Outreach Program Inspires Students to Pursue Careers in Health Sciences

By Juliana Bunim on April 21, 2011

UCSF welcomed a diverse group of students to the University last weekend for an event designed to stimulate their interest health science professions. Students received a hands-on lesson using simulated mannequins in the high-tech Teaching and Learning Center at UCSF.

A diverse group of undergraduate students from across the state visited UCSF last weekend to become inspired about future careers in health sciences.

The UCSF schools of dentistry, medicine, nursing, pharmacy and the Graduate Division hosted the students as part of the annual outreach program "Inside UCSF."  The exciting and informative event is designed to give students at two- and four-year universities an in-depth introduction to a specific health science career path and a chance to meet current students.

Part of its ongoing efforts to serve the community and nurture diversity, UCSF covers the cost of meals, materials, and travel for all participants, as well as accommodations for those from outside the Bay Area.
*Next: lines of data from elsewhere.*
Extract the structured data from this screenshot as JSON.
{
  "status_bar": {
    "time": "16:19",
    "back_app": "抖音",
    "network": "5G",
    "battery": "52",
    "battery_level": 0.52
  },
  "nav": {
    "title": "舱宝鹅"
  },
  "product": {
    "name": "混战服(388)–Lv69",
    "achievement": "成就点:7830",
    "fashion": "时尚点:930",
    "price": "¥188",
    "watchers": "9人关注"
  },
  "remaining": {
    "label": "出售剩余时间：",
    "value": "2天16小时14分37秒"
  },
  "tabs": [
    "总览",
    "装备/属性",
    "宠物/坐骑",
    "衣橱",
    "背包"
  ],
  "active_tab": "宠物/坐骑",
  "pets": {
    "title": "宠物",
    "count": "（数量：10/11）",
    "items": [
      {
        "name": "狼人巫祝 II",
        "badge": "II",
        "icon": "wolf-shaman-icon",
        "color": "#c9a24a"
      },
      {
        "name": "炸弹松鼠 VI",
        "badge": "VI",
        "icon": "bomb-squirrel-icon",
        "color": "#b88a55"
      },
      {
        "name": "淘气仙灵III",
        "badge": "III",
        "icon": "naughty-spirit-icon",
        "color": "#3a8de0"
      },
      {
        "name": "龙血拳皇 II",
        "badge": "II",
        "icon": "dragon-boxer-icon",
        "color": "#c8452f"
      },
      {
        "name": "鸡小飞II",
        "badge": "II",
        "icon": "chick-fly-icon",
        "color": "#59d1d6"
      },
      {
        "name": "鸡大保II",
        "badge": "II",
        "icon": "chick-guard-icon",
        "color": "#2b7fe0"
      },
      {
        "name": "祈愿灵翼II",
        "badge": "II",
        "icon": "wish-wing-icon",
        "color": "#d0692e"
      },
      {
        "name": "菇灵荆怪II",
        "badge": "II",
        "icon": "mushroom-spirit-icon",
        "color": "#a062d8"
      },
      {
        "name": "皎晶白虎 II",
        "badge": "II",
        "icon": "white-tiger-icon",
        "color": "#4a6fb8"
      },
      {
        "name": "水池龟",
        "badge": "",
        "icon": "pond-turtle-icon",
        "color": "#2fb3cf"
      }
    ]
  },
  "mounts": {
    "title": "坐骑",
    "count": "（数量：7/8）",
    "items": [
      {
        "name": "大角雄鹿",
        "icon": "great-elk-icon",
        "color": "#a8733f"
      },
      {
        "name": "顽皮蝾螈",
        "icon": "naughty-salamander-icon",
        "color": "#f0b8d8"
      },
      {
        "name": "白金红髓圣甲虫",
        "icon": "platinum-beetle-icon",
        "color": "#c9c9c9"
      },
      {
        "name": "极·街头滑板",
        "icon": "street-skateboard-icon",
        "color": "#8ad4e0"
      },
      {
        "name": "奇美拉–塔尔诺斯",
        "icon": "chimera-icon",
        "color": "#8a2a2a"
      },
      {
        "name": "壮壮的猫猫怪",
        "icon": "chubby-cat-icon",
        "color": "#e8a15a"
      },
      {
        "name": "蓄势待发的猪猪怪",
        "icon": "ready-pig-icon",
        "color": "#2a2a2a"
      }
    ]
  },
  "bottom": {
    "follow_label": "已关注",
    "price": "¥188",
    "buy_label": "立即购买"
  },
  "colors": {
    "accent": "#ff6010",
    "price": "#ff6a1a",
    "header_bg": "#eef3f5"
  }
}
The event is designed to encourage young people to purse higher education and careers in life sciences and health professions.  

“Inside UCSF is our signature outreach event on this campus. Our mission at UCSF is advancing health worldwide and we want to do that with a culture of diversity, equity and inclusion,” said Renee Navarro, MD, PharmD, vice chancellor of diversity and outreach in her keynote address to the students.

“The country continues to lack underrepresented minorities in health care professions," said Navarro. "As health care providers we're challenged with caring for a diverse group of people, and we need a diverse group of providers. We need you to help us solve the persistent issues of health inequity in this country.”  

During the two-day event, students toured two of the most recent additions to the Parnassus campus: the 74,000-square-foot stem cell research building that is designed to foster intensive collaboration and a cross-pollination of ideas among scientists representing a broad spectrum of labs and disciplines and the Teaching and Learning Center (TLC), the 22,000-square-foot high-tech educational center dedicated to interprofessional education. At the TLC, eager students explored the simulation suites, including the four-bed inpatient unit stocked with simulated people: $80,000 training mannequins that have heartbeats, can be intubated, can go into shock and even shed tears.

The visiting students also heard directly from UCSF students talk about their experiences at the University in a panel discussion and learned about the realities of financing a professional education.

“Thinking back to being a little girl in Mobile, Alabama, I realize that sometimes you can’t see the vision of your future, but you have to keep pursuing your passion and moving forward,” said Navarro. “Hopefully, this glimpse into UCSF will provide you with the motivation.”